What Monitoring Uncovers
When you watch your own tools for 45 days, several revealing patterns emerge:
- Anomalous Usage Patterns – Tools being executed at unusual times (e.g., 3 AM), from unexpected user accounts, or with unusual command-line arguments. For example, PowerShell scripts that download files from the internet or enumerate Active Directory users.
- Lateral Movement – WMIC or MSBuild being used to connect to remote machines and execute commands, potentially moving from a compromised workstation to a domain controller.
- Data Exfiltration – Certutil or Bitsadmin used to transfer data to external servers, bypassing standard network security controls.
- Persistence Mechanisms – Scheduled tasks created via schtasks or registry modifications via reg.exe that allow attackers to maintain access.
Anomalous Usage Patterns
One of the first things you'll notice is the surprising frequency with which administrative tools are used outside normal business hours. In a typical organization, IT staff may run PowerShell scripts during maintenance windows, but a sudden spike at 2 AM from a service account should raise immediate red flags. Similarly, using netsh to manipulate firewall rules from a user workstation rather than a server suggests something is amiss.
Unauthorized Administrative Actions
Attackers often escalate privileges through tools like WMIC or MSBuild. Monitoring these utilities can reveal attempts to create new user accounts, modify group memberships, or disable security controls. For instance, a persistent attacker might use Net user and Net localgroup commands to add a backdoor account, then cover their tracks by deleting logs. Over 45 days, such patterns become statistically significant.

Bitdefender's Analysis and Real-World Cases
Bitdefender's research into real-world attacks highlights several incidents where trusted tools were the primary vector. In one case, attackers used Certutil to decode and execute a base64-encoded payload, bypassing email security filters. In another, PowerShell was used to load reflective DLLs, leaving no executable file on disk. The 45-day monitoring approach would have caught both—by flagging the unusual command-line arguments and the subsequent network connections.
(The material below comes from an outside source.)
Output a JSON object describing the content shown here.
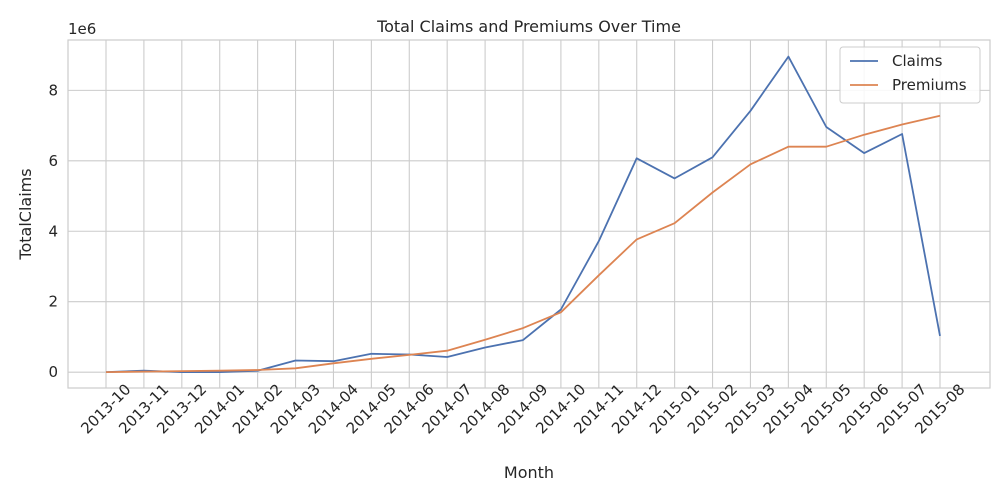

This reinforces the need to expand your definition of attack surface to include every tool your organization trusts.
How to Mitigate the Risk
Understanding that your own tools are a key part of the attack surface is only half the battle. The following steps can help you reduce the risk:
- Implement Logging and Monitoring – Enable verbose logging for PowerShell, command-line auditing, and Windows Event Logs. Centralize these logs in a SIEM for analysis.
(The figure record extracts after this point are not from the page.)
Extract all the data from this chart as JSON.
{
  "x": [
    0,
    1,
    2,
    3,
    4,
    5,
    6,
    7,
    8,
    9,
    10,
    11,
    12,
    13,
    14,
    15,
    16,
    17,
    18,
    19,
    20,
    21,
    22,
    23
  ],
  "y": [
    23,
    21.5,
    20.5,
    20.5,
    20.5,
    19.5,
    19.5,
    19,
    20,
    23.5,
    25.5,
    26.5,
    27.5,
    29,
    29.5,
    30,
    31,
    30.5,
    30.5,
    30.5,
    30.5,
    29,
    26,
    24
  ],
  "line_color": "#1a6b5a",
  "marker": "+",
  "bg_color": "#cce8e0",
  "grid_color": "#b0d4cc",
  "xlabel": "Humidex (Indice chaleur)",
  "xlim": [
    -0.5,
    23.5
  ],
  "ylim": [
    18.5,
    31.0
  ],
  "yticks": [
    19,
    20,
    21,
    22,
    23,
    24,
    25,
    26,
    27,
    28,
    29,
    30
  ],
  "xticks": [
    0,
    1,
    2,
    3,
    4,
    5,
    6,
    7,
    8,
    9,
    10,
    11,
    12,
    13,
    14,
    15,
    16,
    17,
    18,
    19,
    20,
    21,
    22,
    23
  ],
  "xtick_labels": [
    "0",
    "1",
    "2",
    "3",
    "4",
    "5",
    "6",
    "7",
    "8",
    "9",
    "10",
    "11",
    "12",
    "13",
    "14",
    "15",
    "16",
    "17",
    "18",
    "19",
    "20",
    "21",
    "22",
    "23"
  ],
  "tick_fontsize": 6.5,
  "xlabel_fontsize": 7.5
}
- Adopt Least Privilege – Restrict use of administrative tools to only those who need them. Use just-in-time (JIT) access to limit exposure.
- Use Application Control – Whitelist only approved scripts and binaries. Block execution from temp folders or user-writable paths.
- Establish Baselines - Over the first 30–45 days, establish a baseline of normal tool usage. Then use anomaly detection to spot deviations.
- Conduct Regular Red Team Exercises – Simulate attacks using the same tools to test your detection capabilities.
Conclusion: Expanding the Definition of Attack Surface
After 45 days of watching your own tools, the lesson is clear: your true attack surface includes every piece of software you trust. The line between legitimate administration and malicious activity is thin, and attackers exploit that ambiguity. By monitoring how PowerShell, WMIC, netsh, Certutil, and MSBuild are used, you gain visibility into the techniques that modern adversaries rely on. The most dangerous threat isn't always a new piece of malware—it's the toolbox you already have. Start watching your tools, and you'll begin to see the real landscape of your security.